Dr. Maria Andrade of Cape Verde, of Dr. Robert Mwanga of Uganda, and Dr. Jan Low of the United States work for the International Potato Center. They were honored for developing the orange-fleshed sweet potato, the single most successful example of micronutrient and vitamin biofortification.

Plant scientists Dr. Andrade and Dr. Mwanga bred the sweet potato to be particularly rich in vitamin A, while Dr. Low structured nutrition studies and programs that convinced almost two million households in 10 African countries to plant, purchase and consume this food.

Vitamin A deficiency is one of the most pernicious forms of undernourishment in the developing world, and the leading cause of child blindness there. It causes stunting, weakens immunity in children under the age of 5, and increases their risk of dying from diarrhea, measles and malaria by around 22 percent.

Dr. Howarth Bouis of the United States, the founder of HarvestPlus at the International Food Policy Research Institute, pioneered the implementation of a multi-institutional approach to biofortification as a global plant breeding strategy.
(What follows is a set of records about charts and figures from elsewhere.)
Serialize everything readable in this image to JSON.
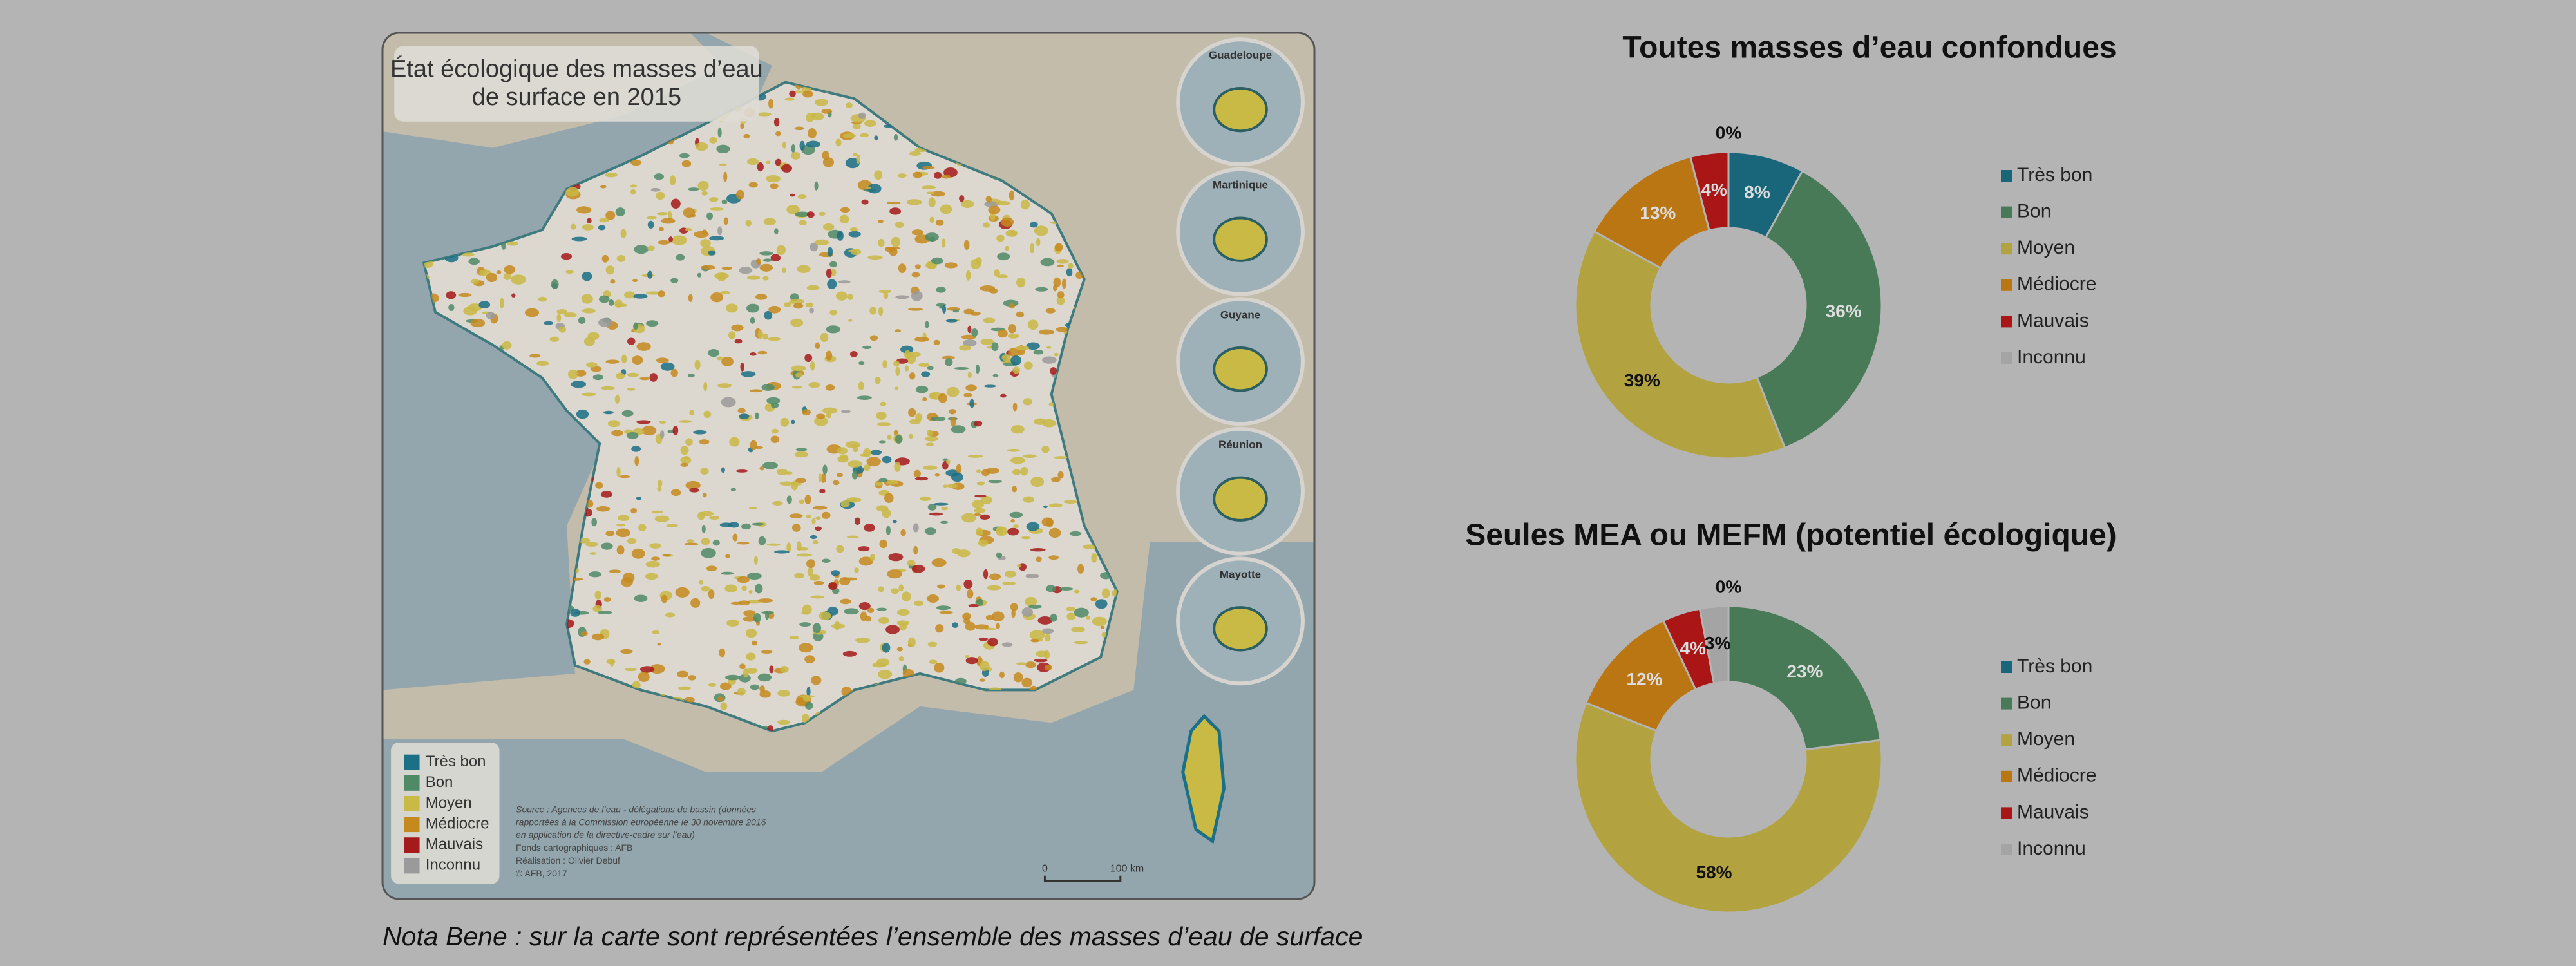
{
  "chart_data": [
    {
      "type": "pie",
      "donut": true,
      "title": "Toutes masses d’eau confondues",
      "categories": [
        "Très bon",
        "Bon",
        "Moyen",
        "Médiocre",
        "Mauvais",
        "Inconnu"
      ],
      "values": [
        8,
        36,
        39,
        13,
        4,
        0
      ],
      "value_labels": [
        "8%",
        "36%",
        "39%",
        "13%",
        "4%",
        "0%"
      ],
      "colors": [
        "#19667a",
        "#487a58",
        "#b2a340",
        "#bb7614",
        "#aa1616",
        "#a4a4a4"
      ],
      "label_colors": [
        "#dddddd",
        "#dddddd",
        "#111111",
        "#dddddd",
        "#dddddd",
        "#111111"
      ],
      "legend": "right"
    },
    {
      "type": "pie",
      "donut": true,
      "title": "Seules MEA ou MEFM (potentiel écologique)",
      "categories": [
        "Très bon",
        "Bon",
        "Moyen",
        "Médiocre",
        "Mauvais",
        "Inconnu"
      ],
      "values": [
        0,
        23,
        58,
        12,
        4,
        3
      ],
      "value_labels": [
        "0%",
        "23%",
        "58%",
        "12%",
        "4%",
        "3%"
      ],
      "colors": [
        "#19667a",
        "#487a58",
        "#b2a340",
        "#bb7614",
        "#aa1616",
        "#a4a4a4"
      ],
      "label_colors": [
        "#111111",
        "#dddddd",
        "#111111",
        "#dddddd",
        "#dddddd",
        "#111111"
      ],
      "legend": "right"
    }
  ],
  "map": {
    "title": [
      "État écologique des masses d’eau",
      "de surface en 2015"
    ],
    "insets": [
      "Guadeloupe",
      "Martinique",
      "Guyane",
      "Réunion",
      "Mayotte"
    ],
    "legend": [
      {
        "label": "Très bon",
        "color": "#1b6f86"
      },
      {
        "label": "Bon",
        "color": "#4f8a66"
      },
      {
        "label": "Moyen",
        "color": "#c9b945"
      },
      {
        "label": "Médiocre",
        "color": "#c58a1e"
      },
      {
        "label": "Mauvais",
        "color": "#a51a1a"
      },
      {
        "label": "Inconnu",
        "color": "#9a9a9a"
      }
    ],
    "source": [
      "Source : Agences de l’eau - délégations de bassin (données",
      "rapportées à la Commission européenne le 30 novembre 2016",
      "en application de la directive-cadre sur l’eau)",
      "Fonds cartographiques : AFB",
      "Réalisation : Olivier Debuf",
      "© AFB, 2017"
    ],
    "scale": [
      "0",
      "100 km"
    ]
  },
  "note": "Nota Bene : sur la carte sont représentées l’ensemble des masses d’eau de surface"
}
As a result, crops such as iron and zinc fortified beans, rice, wheat and pearl millet, and Vitamin A-enriched cassava, maize and orange-fleshed sweet potatoes are being tested or released in over 40 countries.

“These men and women represent the very best of their field, and they chose to put all their talent, energy, and skill in service of a better world,” said USAID Administrator Gayle Smith.

“Congratulations to our Laureates. You have proven that science matters and that when matched with dedication, it can change people’s lives. Thank you so much, for everything you do to build a more food secure world.”